Austin’s Commonwealth medal in Gold Coast was hugely impressive and even more so when you consider that he beat both Brownlee brothers onto the podium, with the result signalling Austin’s entry into the big-time.

And while the brutality of each triathlon race means the final result can rarely be predicted, Austin is confident he has given himself the best chance possible of putting on a good showing today.

“I know that I’ve put the work in and so while anything can happen on the day, I feel like I’ve given it my best shot in terms of being as well prepared as I can be,” he said.

“There’s loads of big names on the start list but people are going to have good and bad races, and you don’t know what other people’s preparation has been like so you really can’t predict how it’s going to go.

“I know that I’m ready to put down a good race so hopefully that’ll be enough for a podium spot but if it’s not, it’s not - I can’t control what anyone else does.

“From Commy Games, I’ve now got a template that I know delivered a performance so I can compare sessions now to what I did then and I know how to replicate it or make it better, which is what I’ve done for these Europeans.

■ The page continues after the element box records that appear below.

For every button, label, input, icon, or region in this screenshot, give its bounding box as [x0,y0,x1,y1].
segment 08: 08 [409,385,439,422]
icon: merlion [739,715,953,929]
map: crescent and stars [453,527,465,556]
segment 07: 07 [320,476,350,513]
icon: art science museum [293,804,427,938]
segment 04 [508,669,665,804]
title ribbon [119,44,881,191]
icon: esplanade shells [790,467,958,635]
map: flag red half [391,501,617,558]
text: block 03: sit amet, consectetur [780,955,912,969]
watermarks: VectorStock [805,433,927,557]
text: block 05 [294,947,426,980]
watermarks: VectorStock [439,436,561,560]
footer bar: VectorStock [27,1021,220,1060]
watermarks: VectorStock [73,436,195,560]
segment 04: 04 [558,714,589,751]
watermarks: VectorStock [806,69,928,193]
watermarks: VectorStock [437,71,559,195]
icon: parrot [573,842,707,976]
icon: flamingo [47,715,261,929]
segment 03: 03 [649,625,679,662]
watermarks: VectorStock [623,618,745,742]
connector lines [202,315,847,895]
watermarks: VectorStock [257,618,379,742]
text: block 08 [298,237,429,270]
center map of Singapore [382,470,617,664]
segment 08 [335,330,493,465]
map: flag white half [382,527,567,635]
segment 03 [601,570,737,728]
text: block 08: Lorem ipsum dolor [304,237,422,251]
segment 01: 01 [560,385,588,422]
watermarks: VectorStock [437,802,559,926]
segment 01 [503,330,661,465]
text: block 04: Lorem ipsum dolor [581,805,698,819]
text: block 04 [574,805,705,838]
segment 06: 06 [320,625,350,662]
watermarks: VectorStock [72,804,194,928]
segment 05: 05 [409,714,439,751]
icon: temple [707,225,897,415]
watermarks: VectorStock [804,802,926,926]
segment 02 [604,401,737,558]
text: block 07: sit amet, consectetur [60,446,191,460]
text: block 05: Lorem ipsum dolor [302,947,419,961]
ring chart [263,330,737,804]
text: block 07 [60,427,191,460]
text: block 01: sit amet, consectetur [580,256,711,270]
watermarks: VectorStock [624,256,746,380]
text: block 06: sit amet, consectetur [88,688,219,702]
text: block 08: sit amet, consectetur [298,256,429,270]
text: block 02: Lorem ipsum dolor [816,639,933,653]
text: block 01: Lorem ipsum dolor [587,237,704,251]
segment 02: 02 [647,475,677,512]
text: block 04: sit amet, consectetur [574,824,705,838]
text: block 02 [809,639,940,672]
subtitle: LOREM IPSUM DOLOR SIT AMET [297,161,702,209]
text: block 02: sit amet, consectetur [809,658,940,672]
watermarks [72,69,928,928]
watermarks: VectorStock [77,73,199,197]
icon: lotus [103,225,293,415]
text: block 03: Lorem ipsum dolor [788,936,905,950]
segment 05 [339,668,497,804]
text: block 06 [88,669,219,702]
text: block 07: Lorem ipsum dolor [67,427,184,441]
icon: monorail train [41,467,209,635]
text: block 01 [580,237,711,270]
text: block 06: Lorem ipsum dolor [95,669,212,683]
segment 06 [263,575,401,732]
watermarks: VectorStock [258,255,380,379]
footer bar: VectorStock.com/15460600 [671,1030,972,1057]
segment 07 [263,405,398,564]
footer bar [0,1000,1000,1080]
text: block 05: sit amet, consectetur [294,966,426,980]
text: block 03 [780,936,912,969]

So hopefully it work for me again.”

That Austin is a Glaswegian does, he admits, make this European Championships even more special. His last major championships appearance in his home city was at Glasgow 2014, where he matched the Brownlees for much of the race before ultimately fading.

But that experience gave him a taste of competing in front of his home crowd – and he can’t wait to do it again.

“It’s really cool to see another event like this in Glasgow - outside of my own competition, it’s amazing to see something like this going on in the city,” he said.

“It’s brilliant to be competing in Scotland. Four years ago, it definitely got the most out of me and I loved the whole experience so I just want another experience like that. At Glasgow 2014, the crowd are able to push me that little bit more and so hopefully that will happen again this time.”

In the women’s race yesterday, Switzerland’s Nicola Spirig put in an imperious performance to win her sixth European title. On a glorious day at Strathclyde Park, 36-year-old Spirig, who gave birth to her second child last year, dominated the field in the latter part of the race to take victory ahead of GB’s defending champion, Jess Learmonth.

The Englishwoman made a strong start to the defence of her title, leading as the group finished the swim and for a large part of the bike ride, it was Learmonth and Frenchwoman, Cassandre Beaugrand, who ultimately won bronze, who were out in front.

But Spirig, the 2012 Olympic champion, reeled them in and as the run began, there was only ever going to be one winner with the Swiss looking by far the strongest of the trio, in the end crossing the line 46 seconds ahead of Learmonth.

“It feels amazing, I’m really happy,” she said of winning her sixth European title.

“I think every medal at Europeans, Worlds or Olympics is extremely special and you should just enjoy it.

“There were a few key moments (in the race). I came out of the water 40 seconds down, but that wasn’t a problem for me. I knew I’m probably stronger in the second part. It was key when I caught up with Jess and Cassandre and so I attacked straight away.”

Scotland’s sole representative in the women’s race, Beth Potter, finished a hugely creditable 27th, six places behind her GB compatriot and 2016 European champion, India Lee.

Meanwhile, with the European Athletics Championships in full swing in Berlin with a record 17 Scots in the GB team, there is more positive news for the sport in this country. The FPSG Scottish Senior Championships will take place at Grangemouth this weekend with a 22 percent rise in entries compared to last year.

Some of the star names who will be competing for the £2000 prize pot are Athletics World Cup bronze medal winner, Neil Gourlay, and fresh from the European Championships in Berlin, Chris Bennett and Kirsten McAslan. Also in action will be Scotland’s up-and-coming sprint talent, Alisha Rees.